É este entrelaçamento entre o “eu” da enunciação, o “ela” da escrita e o “alguém” ou “nós” (p.194) de uma sociedade que tornam este livro fascinante.
“Gostaria de reunir múltiplas imagens dela própria, separadas, sem relação entre si, ligadas por um fio narrativo, o da sua existência, (…) como representar simultaneamente a passagem do tempo histórico, a transformação das coisas, das ideias, dos hábitos e o carácter íntimo dessa mulher. (…) A sua principal atenção incide na escolha entre “eu” e “ela”. Existe demasiada continuidade no “eu”, algo de limitado e sufocante, e no “ela” demasiada exterioridade e distanciamento.” (p.144)

Estamos perante um extraordinário manancial de referências sociais, políticas e culturais que marcaram toda uma geração.
Para mim, que vivi a minha adolescência neste ambiente (ou pelo menos uma parte), a leitura deste livro está a causar-me sensações contraditórias porque me traz à memória momentos muito bons e outros menos bons. Mas que é redentor, é! A anos de distância, sinto a melancolia, a adrenalina e a desilusão vividas na época e que a autora tão bem retrata.


11 fevereiro, 2020

A Vegetariana, de Han Kang


OPINIÃO


É um romance intenso, perturbador, que levanta inúmeras questões que nos fazem reflectir. O leitor deixa-se conduzir completamente inebriado e surpreendido pela beleza da escrita e pela surpreendente história desta jovem mulher sul-coreana.

A protagonista, Yeong-hye, após ter tido um sonho terrível, decide tornar-se vegetariana. Esta decisão vai afectar radicalmente a vida de todos os membros da família. A história tripartida, é narrada a três vozes, a do marido, a do cunhado e a da irmã. Estranhamente, ou não, o enredo vai centrar-se no corpo desta mulher: na sua magreza, na sua beleza/sensualidade, na sua letargia versus violência, na sua demência, mas também na sua vontade de o controlar, de se tornar literalmente vegetal, de se transformar em árvore.

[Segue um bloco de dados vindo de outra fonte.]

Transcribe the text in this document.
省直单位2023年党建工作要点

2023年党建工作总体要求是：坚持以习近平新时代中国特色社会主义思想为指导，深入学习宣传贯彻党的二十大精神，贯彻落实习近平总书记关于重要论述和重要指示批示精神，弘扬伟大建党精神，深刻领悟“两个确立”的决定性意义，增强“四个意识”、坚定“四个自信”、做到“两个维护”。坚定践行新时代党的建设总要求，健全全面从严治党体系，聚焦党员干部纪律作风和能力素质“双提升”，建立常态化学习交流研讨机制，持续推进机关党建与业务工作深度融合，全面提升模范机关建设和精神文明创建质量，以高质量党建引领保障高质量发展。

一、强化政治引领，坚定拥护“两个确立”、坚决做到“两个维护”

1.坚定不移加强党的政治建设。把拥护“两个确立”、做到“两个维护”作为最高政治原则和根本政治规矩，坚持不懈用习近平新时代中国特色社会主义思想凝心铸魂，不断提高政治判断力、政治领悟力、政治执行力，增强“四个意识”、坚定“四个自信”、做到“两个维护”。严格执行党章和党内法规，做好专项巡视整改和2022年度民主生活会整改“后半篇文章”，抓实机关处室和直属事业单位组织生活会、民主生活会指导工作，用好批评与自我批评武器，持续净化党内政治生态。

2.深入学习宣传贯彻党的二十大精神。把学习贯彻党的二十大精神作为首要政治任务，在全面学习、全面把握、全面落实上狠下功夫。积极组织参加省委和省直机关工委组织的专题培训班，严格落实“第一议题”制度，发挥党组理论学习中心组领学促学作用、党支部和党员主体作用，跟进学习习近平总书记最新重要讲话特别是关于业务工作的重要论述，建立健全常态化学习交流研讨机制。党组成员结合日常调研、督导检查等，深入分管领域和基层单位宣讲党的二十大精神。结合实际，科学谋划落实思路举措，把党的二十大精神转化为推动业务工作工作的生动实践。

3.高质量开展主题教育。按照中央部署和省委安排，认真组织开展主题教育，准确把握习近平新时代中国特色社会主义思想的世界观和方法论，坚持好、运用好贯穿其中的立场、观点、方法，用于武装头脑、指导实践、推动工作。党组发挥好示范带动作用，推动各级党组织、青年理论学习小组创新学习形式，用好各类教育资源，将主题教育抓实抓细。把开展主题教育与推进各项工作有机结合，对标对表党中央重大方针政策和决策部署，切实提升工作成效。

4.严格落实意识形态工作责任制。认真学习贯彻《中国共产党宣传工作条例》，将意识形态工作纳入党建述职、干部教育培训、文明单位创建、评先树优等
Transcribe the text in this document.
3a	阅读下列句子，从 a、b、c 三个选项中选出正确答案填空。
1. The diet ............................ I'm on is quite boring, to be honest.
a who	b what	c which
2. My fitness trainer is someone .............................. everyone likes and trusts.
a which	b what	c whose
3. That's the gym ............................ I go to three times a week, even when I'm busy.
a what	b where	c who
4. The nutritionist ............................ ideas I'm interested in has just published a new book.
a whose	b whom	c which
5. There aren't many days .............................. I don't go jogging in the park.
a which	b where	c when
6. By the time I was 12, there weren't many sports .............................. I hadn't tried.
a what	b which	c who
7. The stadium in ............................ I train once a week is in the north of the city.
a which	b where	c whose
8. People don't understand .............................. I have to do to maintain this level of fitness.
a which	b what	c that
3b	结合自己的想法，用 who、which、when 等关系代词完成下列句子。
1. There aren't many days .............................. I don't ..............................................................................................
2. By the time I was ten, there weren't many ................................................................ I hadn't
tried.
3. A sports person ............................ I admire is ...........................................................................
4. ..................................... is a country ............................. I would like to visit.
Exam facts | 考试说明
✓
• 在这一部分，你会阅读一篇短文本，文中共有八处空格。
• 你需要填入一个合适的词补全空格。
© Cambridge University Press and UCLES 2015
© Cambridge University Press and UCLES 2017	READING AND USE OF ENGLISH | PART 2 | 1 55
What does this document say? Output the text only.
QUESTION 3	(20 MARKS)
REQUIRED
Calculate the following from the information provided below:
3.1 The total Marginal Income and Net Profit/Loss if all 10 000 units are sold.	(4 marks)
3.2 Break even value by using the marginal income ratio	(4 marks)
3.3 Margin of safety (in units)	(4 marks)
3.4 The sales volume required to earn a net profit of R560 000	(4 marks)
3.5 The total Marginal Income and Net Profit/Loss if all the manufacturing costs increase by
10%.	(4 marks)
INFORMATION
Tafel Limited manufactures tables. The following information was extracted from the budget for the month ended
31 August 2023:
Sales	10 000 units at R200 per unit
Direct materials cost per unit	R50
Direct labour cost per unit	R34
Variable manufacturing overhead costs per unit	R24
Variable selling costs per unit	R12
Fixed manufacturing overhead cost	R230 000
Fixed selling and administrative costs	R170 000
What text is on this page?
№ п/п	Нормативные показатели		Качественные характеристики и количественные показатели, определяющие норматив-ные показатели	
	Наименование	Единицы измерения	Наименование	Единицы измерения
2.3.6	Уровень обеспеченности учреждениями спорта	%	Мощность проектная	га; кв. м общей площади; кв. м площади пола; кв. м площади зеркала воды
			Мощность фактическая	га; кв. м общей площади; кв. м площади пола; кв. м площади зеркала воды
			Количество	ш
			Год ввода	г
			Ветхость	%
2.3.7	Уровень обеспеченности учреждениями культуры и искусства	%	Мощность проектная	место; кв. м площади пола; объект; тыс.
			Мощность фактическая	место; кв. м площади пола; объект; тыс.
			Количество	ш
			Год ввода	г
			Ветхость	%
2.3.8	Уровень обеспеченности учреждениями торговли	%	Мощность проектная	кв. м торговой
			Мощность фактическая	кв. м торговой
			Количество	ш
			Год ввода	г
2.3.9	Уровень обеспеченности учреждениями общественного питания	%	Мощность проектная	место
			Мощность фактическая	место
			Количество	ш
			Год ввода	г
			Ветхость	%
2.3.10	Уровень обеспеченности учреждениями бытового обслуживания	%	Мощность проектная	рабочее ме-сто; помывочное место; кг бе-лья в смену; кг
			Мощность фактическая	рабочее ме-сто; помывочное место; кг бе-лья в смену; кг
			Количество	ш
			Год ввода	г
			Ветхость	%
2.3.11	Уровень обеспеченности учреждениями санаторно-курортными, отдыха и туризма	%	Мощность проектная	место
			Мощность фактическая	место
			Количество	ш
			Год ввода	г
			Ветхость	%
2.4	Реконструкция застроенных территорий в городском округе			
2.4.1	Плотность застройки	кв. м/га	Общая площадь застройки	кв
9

“ Preciso de regar o meu corpo. Não é desta comida que preciso, irmã, mas de água.”
“Já não preciso de comer. Posso viver sem me alimentar. A única coisa de que preciso é sol. - Que estás para aí a dizer? Julgas mesmo que te transformaste numa árvore?”

Compreendemos assim que a sua decisão inicial vai bem mais além do facto de se tornar vegetariana e essa atitude, incompreensível e inaceitável para os seus próximos e para a sociedade machista, vai provocar-lhe danos irreparáveis no corpo e na mente. Foi esta a via que Yeong-hye escolheu para se libertar da dor e da violência, para ser feliz. E o leitor aceita-a com alívio, sem tristeza.